To directly publish a message to your bus, you can use the gcloud eventarc message-buses publish command or send a request to the Eventarc Publishing REST API. For more information, see Publish events directly.

The message must be in a CloudEvents format which is a specification for describing event data in a common way. The data element is the payload of your event and it must ultimately match the schema of your BigQuery table. Any well-formed JSON can go in this field. For more information about CloudEvents context attributes, see Event format.
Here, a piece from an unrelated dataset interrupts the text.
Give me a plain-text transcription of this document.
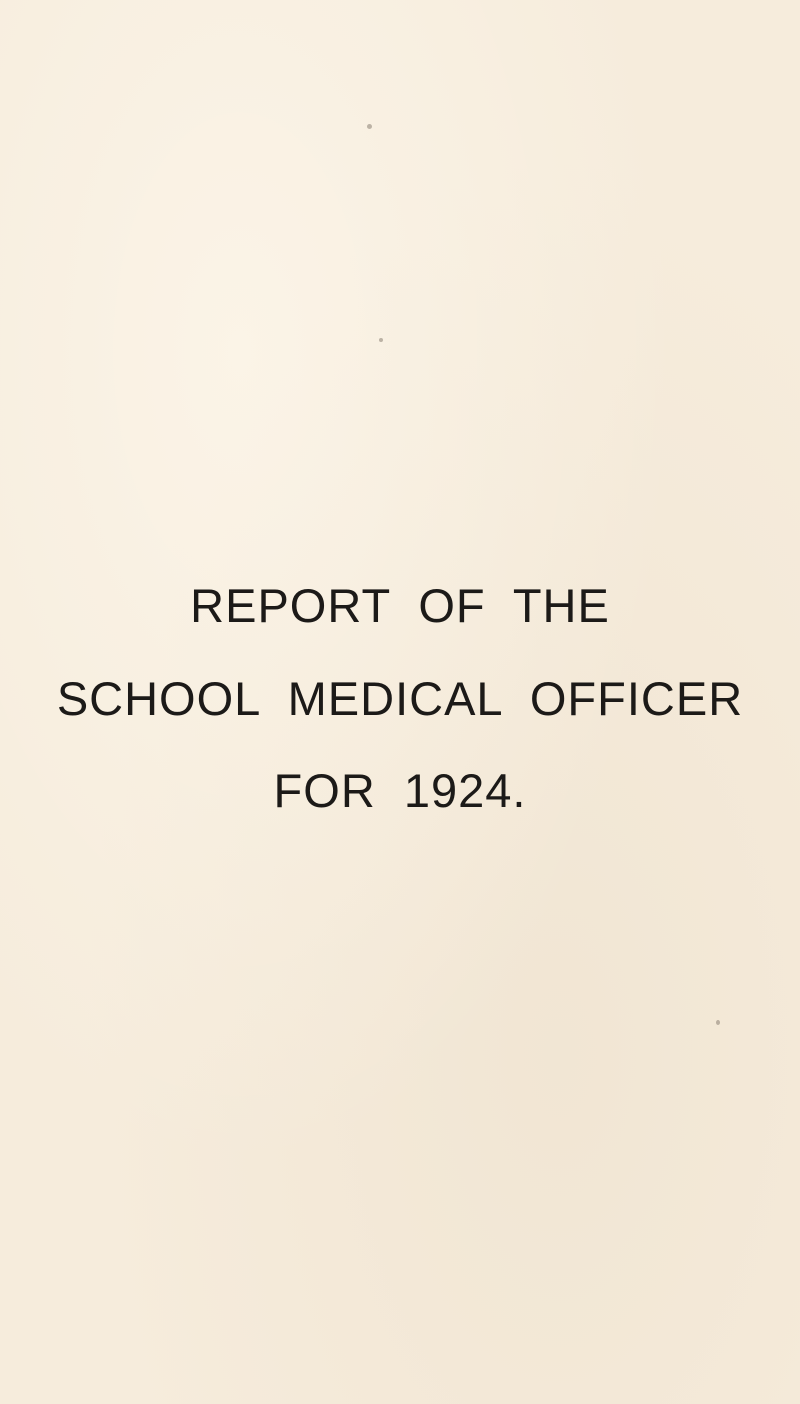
REPORT OF THE
SCHOOL MEDICAL OFFICER
FOR 1924.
The following are examples of directly publishing an event to an Eventarc Advanced bus:

Example 1

You can publish an event to a bus using the gcloud CLI and an --event-data and other event attribute flags:

gcloud eventarc message-buses publish BUS_NAME \
    --event-data='{"name": "my-name", "age": "20"}' \
    --event-id=hello-world-id-1234 \
    --event-source=hello-world-source \
    --event-type=hello-world-type \
    --event-attributes="datacontenttype=application/json" \
    --location=$REGION

Example 2

You can publish an event to a bus as a JSON message using the gcloud CLI and a --json-message flag:

gcloud eventarc message-buses publish BUS_NAME \
    --location=$REGION \
    --json-message='{"id": "hello-world-id-1234", "type":
 "hello-world-type", "source":
 "hello-world-source", "specversion": "1.0", "data":
 {"name": "my-name", "age": "20"}}'

After publishing an event, you should receive an "Event published successfully" message.

View the event data in the BigQuery table

After publishing an event to your Eventarc Advanced bus, you can use the bq query command to confirm that a new row was added to your BigQuery table.

bq query \
    --use_legacy_sql=false \
    'SELECT
      *
    FROM
      `PROJECT_ID.DATASET_ID.TABLE_ID`
    LIMIT
      10;'

You have successfully created an Eventarc Advanced bus and enrollment, published an event message to the bus, and verified the expected outcome by querying the BigQuery table.

Clean up

When you finish the tasks that are described in this quickstart, you can avoid continued billing by deleting the resources that you created:

  1. Delete a BigQuery table.

  2. Delete a BigQuery dataset.

  3. Delete Eventarc Advanced resources:

    1. Delete an enrollment.

    2. Delete a pipeline.

    3. Delete a bus.

Alternatively, you can delete your Google Cloud project to avoid incurring charges. Deleting your Google Cloud project stops billing for all the resources used within that project.